Alternate design for removing the GIL

The issues with the compiler i am thinking about are discussed here https://lwn.net/Articles/793253/ and other related articles.
I assume that you will need solutions just like the linux kernel does.

OK, but given that projects to eliminate the GIL have been ongoing for many years, and in particular @colesbury has spent a huge amount of time getting his current work to its current state, do you consider offering a new design at this point, with no implementation to back it up, to be a realistic suggestion?

What do you expect to happen here? Should the SC put PEP 703 on hold while someone tries to implement your idea? Should we implement PEP 703 and then rewrite it if your idea turns out to be a better approach? What about the other internals work (notably the “Faster CPython” work) that’s trying to get to grips with how PEP 703 affects their plans, approaches and timescales? Should they factor in yet another possibility that may or may not work when the details of implementation start getting tackled?

Talking about alternative approaches is fine, and very interesting (if you like interpreter internals :wink:) but this list is for proposals which are intended to be added to Python. I’m not sure your idea fits that classification. As a general “bouncing ideas around” conversation, I guess it’s fine, but don’t be surprised if the work on deciding whether PEP 703 gets accepted simply ignores it…

10 Likes

I somewhat tried to say this in my preamble. Sorry if I wasn’t too clear.

But I don’t really have any expectations.

Yes, these sorts of code takes a while to build, and an order of magnitude or two more time to debug. And yes, it would be very disingenuous to have a random person just show up and expect someone else to do a lot of hard work. And that’s not even starting to talk about how it impacts other projects.
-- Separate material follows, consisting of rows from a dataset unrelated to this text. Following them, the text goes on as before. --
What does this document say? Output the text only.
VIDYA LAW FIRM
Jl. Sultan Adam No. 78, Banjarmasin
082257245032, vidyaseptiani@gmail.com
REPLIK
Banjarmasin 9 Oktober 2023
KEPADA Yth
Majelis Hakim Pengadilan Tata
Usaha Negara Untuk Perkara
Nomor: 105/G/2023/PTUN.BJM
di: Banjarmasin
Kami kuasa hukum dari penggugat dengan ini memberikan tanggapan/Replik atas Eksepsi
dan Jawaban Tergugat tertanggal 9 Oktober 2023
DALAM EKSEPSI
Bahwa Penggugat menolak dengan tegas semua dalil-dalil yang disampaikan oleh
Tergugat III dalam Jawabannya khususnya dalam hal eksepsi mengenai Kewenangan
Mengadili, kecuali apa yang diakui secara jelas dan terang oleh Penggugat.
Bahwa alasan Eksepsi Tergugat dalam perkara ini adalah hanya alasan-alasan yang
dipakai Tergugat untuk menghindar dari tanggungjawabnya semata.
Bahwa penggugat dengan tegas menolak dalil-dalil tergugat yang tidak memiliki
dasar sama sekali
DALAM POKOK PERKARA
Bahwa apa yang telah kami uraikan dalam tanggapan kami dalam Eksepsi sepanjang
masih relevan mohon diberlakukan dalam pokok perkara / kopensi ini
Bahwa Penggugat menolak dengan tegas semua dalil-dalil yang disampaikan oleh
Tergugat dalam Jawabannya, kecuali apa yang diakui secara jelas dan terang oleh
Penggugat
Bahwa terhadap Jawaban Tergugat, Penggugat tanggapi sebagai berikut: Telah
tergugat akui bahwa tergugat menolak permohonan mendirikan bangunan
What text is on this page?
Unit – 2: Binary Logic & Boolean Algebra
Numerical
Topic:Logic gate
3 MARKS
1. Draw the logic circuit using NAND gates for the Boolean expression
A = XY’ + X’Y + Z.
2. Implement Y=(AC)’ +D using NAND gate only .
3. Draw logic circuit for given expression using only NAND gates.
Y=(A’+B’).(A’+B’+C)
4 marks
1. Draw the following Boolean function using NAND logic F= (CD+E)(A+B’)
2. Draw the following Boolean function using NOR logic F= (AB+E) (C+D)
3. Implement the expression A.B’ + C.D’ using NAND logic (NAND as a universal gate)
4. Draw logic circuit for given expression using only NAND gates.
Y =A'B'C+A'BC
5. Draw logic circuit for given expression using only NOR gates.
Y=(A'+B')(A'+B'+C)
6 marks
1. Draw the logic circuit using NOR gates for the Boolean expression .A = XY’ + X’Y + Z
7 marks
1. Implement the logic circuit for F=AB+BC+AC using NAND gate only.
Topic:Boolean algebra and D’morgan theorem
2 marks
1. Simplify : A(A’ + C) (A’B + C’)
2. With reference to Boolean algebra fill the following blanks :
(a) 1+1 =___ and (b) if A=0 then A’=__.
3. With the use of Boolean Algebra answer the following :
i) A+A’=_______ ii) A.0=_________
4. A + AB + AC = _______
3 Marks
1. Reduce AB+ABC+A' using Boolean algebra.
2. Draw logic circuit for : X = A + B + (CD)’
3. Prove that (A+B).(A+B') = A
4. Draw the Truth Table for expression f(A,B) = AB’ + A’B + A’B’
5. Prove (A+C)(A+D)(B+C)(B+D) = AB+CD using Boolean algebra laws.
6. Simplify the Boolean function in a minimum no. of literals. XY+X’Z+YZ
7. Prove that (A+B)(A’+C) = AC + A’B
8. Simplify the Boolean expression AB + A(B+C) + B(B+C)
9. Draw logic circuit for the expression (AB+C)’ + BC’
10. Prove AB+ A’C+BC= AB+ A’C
I did intend it to be more of a “bouncing of ideas”. I guess the complexity of something like this made me want to specify it more formally, (to say that it is possible for this to work).

I would expect a group like “Faster CPython” to not even consider a large change without good performance numbers. Let alone having no numbers at all.

Good question.

I guess looking at the 3 main up sides:

  • Not breaking the ABI
  • JIT optimizations
  • maybe performs better?

Assuming PEP 703 gets accepted, then breaking backwards compatibility would be a sunk cost. Also, I’m guessing the “Faster CPython” would be happy with what they can JIT. So the top two no longer really matter. And at a guess, I don’t think PEP 703 is leaving enough performance on the table to be able to justify a change in implementation.

So if PEP 703 does get accepted then I doubt there would be any reason to accept this into Python.

Why bother talking about this then? 2x points:

  1. If PEP 703 does not get accepted then most of your arguments don’t apply anymore.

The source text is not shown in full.